Video Clip: Fun With Gnat Target Drones

I don't know about you, but whenever I see a radio-controlled airplane, I think about chokes, loads, and leads. So imagine my delight at stumbling across this clip of "Gnat Shooting" on YouTube. Gnats, it turns out, have been around in England since 1990, and they have been sighted once or twice in the United States. They're radio controlled target drones for shotgunners, capable of speeds up to 80 mph.

Several different outfits in the U.K. have complete Gnat-shooting setups they rent out along with shotguns and instructors for corporate team building events.
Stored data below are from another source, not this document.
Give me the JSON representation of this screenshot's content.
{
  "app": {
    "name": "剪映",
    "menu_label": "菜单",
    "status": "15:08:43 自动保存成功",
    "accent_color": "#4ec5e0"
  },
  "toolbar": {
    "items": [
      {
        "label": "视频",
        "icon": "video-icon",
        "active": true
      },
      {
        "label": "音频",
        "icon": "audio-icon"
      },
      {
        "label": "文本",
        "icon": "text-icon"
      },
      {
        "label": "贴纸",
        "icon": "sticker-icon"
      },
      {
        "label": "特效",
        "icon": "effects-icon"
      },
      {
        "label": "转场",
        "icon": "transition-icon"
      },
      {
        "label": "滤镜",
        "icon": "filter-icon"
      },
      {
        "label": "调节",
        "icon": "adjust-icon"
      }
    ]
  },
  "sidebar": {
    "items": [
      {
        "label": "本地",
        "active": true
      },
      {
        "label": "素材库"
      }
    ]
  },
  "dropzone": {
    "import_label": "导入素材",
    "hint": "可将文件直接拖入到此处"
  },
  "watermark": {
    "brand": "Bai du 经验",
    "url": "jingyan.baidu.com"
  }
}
Since "corporate team building" usually means something lame like ropes courses, drumming, building a boat out of cardboard boxes, or at the very best, paintball, I'd call Gnat shooting a definite improvement. I don't quite see how shooting at a model plane improves a company's bottom line, but I'm in.

However, something strikes me about this video - besides the tweedy outfits and the bizarre choice of music - none of the planes ever crashes, despite the Gnat's website statement that "scores soon start to mount up, as direct hits set off explosive pods fitted to the aircraft, giving a highly visual effect. Maximum bonus points are achieved by blowing the target out of the sky!"

If I ever get a chance to shoot a Gnat, I want bonus points. Since Gnats are made from impact resistant plastic and fiberglass and can withstand small explosions, I don't think you can count on breaking a wing. It would be very difficult to punch pellets through the body to the top-mounted engine, which means shooting the propeller off is your best bet. I'm thinking full choke, a load of HeviShot 4s, and shoot this thing in the beak. How much lead? A Gnat crossing at full speed 40 yards away requires 14 feet - about one Ford Explorer length.

Anyone out there have a better plan for bringing one down?